Friday, July 4, 2008

BEIJING | Beijing is tightening financial controls on trade to curb multibillion-dollar flows of speculative “hot money” into China, which regulators say could fuel inflation, the government announced Thursday.

Beijing is trying to stop financial inflows that evade China’s strict controls and are thought to be adding to pressure for prices to rise at a time when inflation is at 12-year highs. Speculators are thought to be trying to profit from a rise in China’s currency, the yuan, against the U.S. dollar.

Authorities will start checking invoices to make sure they are not being inflated as an excuse to bring extra money into China without approval, the State Administration of Foreign Exchange said on its Web site, It said the measures take effect July 14.

The move was unexpected and “warns speculators that the government will use any relevant policy measures — rather than only exercising monetary policy tools - to curb hot money and inflation,” said Sherman Chan, a Moody’s analyst, in a report to clients.

Ms.

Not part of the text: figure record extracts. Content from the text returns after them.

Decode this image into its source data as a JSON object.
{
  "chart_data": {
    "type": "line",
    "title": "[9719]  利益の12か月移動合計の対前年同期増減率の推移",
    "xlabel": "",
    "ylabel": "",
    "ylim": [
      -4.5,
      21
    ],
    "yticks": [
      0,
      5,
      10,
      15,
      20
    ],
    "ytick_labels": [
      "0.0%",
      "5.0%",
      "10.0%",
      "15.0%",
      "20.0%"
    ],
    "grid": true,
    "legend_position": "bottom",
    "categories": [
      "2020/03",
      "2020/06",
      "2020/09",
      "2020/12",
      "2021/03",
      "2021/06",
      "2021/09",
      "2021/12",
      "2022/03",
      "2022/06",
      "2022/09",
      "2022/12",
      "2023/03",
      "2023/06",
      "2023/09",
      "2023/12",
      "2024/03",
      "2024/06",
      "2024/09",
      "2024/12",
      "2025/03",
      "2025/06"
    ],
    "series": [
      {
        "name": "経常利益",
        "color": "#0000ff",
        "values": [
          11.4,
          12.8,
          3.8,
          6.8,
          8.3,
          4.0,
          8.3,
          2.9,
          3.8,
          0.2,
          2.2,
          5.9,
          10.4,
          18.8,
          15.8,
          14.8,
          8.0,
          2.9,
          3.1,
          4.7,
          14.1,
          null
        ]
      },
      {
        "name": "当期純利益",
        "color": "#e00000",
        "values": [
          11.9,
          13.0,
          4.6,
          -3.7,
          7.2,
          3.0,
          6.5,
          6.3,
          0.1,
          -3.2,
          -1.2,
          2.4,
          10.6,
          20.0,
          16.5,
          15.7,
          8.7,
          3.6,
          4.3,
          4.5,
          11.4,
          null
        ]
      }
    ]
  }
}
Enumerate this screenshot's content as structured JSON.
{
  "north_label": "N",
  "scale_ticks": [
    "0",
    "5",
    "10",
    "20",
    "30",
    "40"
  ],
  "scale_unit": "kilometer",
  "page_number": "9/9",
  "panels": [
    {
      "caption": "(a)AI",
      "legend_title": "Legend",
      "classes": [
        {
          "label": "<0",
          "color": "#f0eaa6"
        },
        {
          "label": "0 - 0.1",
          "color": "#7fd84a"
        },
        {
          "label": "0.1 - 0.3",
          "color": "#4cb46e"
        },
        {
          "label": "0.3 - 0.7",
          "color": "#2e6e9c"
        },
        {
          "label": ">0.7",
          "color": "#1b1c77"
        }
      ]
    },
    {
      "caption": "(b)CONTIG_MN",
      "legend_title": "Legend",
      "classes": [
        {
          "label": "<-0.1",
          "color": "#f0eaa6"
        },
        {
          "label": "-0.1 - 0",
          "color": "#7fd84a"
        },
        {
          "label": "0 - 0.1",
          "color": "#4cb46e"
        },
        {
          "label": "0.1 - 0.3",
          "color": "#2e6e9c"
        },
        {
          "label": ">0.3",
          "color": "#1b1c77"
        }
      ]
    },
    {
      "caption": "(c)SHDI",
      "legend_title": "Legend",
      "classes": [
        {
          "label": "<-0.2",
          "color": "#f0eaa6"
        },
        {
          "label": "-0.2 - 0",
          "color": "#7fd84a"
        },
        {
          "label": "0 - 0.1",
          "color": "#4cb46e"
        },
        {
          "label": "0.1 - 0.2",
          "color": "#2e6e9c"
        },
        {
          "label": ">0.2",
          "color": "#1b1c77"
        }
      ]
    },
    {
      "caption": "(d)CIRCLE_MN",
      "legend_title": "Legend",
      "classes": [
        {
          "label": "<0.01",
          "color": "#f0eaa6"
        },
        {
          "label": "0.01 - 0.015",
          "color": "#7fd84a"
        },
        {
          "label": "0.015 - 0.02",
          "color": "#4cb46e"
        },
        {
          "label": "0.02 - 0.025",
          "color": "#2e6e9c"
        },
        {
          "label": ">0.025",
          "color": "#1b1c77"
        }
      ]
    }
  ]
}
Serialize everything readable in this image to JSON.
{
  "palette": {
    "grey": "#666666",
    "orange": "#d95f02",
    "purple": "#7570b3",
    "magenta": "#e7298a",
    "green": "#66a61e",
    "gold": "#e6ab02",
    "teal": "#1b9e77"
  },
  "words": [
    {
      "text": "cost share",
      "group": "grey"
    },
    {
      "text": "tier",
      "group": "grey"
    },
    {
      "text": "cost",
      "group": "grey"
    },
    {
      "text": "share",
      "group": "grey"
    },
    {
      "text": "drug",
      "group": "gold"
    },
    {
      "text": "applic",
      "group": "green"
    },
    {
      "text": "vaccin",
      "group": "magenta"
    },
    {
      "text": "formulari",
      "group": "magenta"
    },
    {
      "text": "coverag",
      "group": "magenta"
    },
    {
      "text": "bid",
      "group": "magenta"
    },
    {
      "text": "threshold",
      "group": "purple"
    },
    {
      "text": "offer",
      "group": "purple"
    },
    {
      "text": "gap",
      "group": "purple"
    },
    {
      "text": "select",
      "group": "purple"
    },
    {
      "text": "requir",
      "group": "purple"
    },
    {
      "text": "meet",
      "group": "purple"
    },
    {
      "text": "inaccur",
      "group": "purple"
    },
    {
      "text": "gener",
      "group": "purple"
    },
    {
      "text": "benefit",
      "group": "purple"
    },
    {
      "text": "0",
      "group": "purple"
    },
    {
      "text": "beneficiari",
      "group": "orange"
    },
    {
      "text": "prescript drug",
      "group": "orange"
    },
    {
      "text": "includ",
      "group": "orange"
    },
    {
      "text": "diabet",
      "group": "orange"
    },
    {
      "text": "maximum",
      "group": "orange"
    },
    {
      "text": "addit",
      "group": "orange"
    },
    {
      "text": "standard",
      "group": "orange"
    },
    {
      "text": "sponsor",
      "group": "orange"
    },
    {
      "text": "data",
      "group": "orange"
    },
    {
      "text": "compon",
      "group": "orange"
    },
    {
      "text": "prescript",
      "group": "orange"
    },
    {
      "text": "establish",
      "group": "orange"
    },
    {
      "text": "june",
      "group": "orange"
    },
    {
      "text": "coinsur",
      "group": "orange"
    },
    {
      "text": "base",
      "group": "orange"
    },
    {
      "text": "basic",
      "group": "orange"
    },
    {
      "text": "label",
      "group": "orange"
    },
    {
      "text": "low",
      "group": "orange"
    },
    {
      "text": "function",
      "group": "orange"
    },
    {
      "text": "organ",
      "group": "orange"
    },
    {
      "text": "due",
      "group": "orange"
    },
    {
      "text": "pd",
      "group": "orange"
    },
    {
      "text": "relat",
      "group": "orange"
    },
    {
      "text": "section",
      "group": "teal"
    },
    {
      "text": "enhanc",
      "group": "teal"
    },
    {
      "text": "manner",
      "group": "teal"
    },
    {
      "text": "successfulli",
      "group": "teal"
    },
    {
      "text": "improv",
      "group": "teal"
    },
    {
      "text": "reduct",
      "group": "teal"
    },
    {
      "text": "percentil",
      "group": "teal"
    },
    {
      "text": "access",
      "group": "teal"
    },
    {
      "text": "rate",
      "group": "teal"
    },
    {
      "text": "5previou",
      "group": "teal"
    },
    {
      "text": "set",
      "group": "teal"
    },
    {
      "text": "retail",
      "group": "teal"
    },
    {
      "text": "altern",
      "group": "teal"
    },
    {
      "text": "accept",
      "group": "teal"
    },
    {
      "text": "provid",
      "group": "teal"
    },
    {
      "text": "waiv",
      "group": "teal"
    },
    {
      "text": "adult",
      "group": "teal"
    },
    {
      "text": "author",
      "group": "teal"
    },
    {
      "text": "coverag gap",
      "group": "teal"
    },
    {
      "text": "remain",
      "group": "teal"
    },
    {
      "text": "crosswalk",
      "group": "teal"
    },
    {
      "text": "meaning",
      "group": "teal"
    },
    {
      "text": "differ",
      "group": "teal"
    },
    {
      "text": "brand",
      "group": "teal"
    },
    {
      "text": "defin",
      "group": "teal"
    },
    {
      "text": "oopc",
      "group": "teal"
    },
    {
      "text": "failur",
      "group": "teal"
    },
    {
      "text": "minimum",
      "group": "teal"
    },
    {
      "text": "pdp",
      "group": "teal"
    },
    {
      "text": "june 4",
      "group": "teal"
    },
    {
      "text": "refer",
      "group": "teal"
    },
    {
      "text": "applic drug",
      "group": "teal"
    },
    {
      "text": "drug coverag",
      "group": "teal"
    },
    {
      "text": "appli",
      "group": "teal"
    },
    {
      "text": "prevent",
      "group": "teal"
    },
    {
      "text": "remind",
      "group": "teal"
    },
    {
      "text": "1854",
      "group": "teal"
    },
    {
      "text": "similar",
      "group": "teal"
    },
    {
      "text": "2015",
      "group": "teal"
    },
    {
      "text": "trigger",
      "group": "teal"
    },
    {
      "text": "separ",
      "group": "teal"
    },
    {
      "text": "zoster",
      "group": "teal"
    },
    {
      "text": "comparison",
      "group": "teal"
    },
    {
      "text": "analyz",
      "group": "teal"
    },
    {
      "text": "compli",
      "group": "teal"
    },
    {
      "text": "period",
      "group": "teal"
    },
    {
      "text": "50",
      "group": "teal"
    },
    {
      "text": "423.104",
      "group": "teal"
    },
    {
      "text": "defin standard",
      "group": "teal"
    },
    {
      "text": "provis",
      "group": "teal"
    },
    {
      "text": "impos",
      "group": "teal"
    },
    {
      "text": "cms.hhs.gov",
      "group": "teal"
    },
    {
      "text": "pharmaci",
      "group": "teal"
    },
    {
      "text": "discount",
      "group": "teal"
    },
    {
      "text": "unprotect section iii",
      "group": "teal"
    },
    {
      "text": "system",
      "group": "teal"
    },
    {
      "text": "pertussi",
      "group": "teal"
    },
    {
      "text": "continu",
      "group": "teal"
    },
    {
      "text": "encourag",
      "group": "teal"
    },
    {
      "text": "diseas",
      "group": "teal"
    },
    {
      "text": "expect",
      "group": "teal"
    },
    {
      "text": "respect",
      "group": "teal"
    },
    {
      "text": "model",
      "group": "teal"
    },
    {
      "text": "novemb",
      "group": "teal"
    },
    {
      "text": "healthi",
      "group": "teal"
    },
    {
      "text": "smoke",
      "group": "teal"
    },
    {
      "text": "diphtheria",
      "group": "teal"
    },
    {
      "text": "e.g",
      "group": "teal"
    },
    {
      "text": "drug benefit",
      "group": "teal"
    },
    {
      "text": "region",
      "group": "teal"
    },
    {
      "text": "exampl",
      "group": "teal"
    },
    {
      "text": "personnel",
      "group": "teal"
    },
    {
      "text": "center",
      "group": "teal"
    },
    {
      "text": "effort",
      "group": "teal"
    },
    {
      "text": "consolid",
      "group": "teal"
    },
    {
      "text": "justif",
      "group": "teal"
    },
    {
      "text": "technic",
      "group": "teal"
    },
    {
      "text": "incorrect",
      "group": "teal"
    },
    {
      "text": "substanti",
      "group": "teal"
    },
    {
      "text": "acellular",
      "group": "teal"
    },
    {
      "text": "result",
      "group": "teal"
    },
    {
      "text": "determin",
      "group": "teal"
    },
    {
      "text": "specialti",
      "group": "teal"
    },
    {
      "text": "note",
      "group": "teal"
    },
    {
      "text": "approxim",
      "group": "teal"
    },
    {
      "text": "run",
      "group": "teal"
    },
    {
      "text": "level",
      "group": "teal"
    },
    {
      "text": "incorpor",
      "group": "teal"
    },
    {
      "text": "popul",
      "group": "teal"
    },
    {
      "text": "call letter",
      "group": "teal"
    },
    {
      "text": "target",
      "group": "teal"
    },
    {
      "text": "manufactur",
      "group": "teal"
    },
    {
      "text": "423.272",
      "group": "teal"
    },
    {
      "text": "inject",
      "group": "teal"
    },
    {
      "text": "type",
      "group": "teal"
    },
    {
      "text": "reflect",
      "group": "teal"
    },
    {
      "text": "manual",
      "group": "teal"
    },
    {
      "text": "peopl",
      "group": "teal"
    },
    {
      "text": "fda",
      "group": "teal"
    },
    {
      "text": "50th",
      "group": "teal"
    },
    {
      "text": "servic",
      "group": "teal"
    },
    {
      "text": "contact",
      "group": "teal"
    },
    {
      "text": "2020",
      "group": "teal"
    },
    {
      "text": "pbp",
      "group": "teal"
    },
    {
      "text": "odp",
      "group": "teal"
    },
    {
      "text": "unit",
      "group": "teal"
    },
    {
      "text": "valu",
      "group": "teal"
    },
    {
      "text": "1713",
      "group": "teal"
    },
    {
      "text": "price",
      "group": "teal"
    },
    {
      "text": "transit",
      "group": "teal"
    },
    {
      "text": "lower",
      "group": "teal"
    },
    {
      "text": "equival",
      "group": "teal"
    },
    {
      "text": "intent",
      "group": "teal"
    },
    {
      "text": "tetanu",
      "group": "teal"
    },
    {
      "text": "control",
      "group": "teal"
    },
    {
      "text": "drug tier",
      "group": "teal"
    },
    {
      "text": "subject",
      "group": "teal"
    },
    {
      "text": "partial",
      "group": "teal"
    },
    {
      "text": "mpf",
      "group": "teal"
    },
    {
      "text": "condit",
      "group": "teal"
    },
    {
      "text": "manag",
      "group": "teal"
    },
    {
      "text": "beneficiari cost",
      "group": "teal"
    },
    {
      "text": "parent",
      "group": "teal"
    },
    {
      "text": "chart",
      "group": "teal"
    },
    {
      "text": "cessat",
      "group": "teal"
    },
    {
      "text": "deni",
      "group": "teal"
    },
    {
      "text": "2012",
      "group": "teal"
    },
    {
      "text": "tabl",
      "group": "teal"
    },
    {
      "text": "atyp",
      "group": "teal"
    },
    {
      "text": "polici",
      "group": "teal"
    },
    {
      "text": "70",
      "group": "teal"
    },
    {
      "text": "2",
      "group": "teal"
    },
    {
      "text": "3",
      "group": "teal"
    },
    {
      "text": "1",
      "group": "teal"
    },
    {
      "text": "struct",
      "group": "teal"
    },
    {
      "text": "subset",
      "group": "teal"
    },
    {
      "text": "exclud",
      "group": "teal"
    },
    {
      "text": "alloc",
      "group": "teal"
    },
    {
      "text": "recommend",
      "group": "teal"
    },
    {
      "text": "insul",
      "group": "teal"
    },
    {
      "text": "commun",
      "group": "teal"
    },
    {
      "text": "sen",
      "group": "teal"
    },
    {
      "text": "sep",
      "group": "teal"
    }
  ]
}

Chan warned that the new system will slow trade and could hurt growth.

“The verification process may be lengthy unless the government devotes a large amount of resources to it,” she said. “The new checking system — which will certainly slow foreign trade — is expected to have a dampening impact on economic growth.”

China is one of the world’s biggest traders, with exports of $1.2 trillion and imports of $955.8 billion in 2007.

The yuan does not trade on world markets. Beijing allows money to enter the country for trade and investment but closely monitors such transactions.

Speculators who want to profit from the rising yuan are thought to be buying real estate and other Chinese assets that will then rise in dollar terms. One way to get money into China is for companies to pad their foreign trade invoices.

The government does not release figures on how much unauthorized money is thought to enter China. But the official Xinhua News Agency, citing unidentified analysts, put the figure at $147.9 billion in the first five months of this year.

Regulators are trying to cool inflation that pushed up consumer prices 7.7 percent in May over the same month last year.

The true impact of “hot money” inflows in China’s huge economy is unknown. Even without them, the legitimate influx of money from China’s swollen trade surplus has sent cash flooding through the economy, fueling a stock and real estate boom.